Principle:FMInference FlexLLMGen Learning Rate Scheduling
| Field | Value |
|---|---|
| Sources | Upstream: DeepSpeed, Paper: FlexGen |
| Domains | Training_Optimization, Learning_Rate_Scheduling |
| Last Updated | 2026-02-09 00:00 GMT |
Overview
A training optimization strategy that systematically varies the learning rate during training according to predefined schedules, improving convergence speed and final model quality.
Description
Learning rate scheduling dynamically adjusts the learning rate throughout training rather than using a fixed value. This is motivated by the observation that different training phases benefit from different learning rates: early training benefits from larger rates for rapid progress, while later training benefits from smaller rates for fine-grained convergence.
The principal scheduling strategies include:
- Warmup -- Gradually increasing the learning rate from a small initial value to the target value over a fixed number of steps. This prevents early training instability, especially important for large batch sizes and adaptive optimizers like Adam. The warmup curve can be linear (constant rate of increase) or logarithmic (faster initial increase, slower approach to target).
- Decay -- Reducing the learning rate after warmup, typically linearly, to allow the optimizer to settle into a sharp minimum. The WarmupDecayLR schedule combines linear warmup with linear decay over the remaining training steps.
- OneCycle -- A two-phase schedule (ascending then descending) that follows the insight from Leslie Smith's 1Cycle policy. The learning rate first increases from a minimum to a maximum, then decreases back. This can be combined with inverse momentum cycling (high LR + low momentum, low LR + high momentum) for faster convergence.
- Range test -- A diagnostic schedule that continuously increases the learning rate to find the optimal LR range, identified by the point where loss begins to diverge.
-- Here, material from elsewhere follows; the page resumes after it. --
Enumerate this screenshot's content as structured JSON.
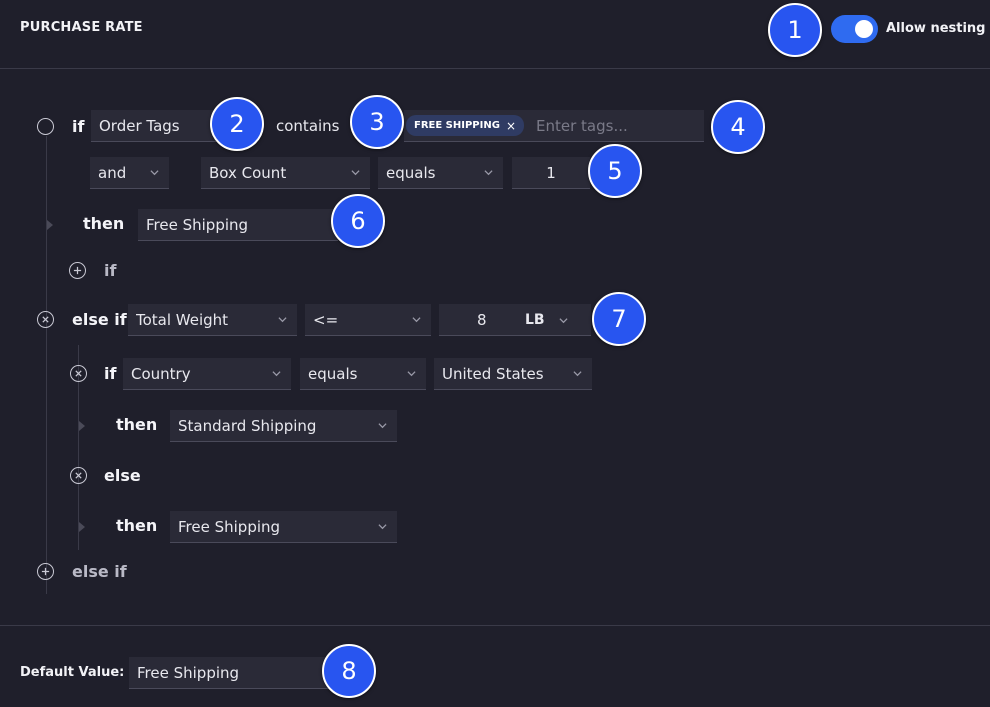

The key principle is that learning rate scheduling is complementary to the optimizer choice: the optimizer determines the update direction and magnitude given a learning rate, while the schedule determines how that rate evolves over time.
Usage
Learning rate scheduling is essential for virtually all large-scale model training. The warmup phase is especially critical when training with large batch sizes (as is common in distributed training) or with mixed precision, where early training gradients may be noisy.
Theoretical Basis
The theoretical motivation for learning rate schedules comes from the optimization landscape perspective. Early in training, the loss surface has large gradients and the optimizer needs a large learning rate to make rapid progress. As training progresses and the model approaches a minimum, the gradients become smaller and more noisy, and a smaller learning rate prevents oscillation around the minimum. The warmup phase specifically addresses the instability that arises from the interaction between large batch sizes and adaptive optimizers, where the variance estimates in Adam/AdamW are inaccurate at the start of training.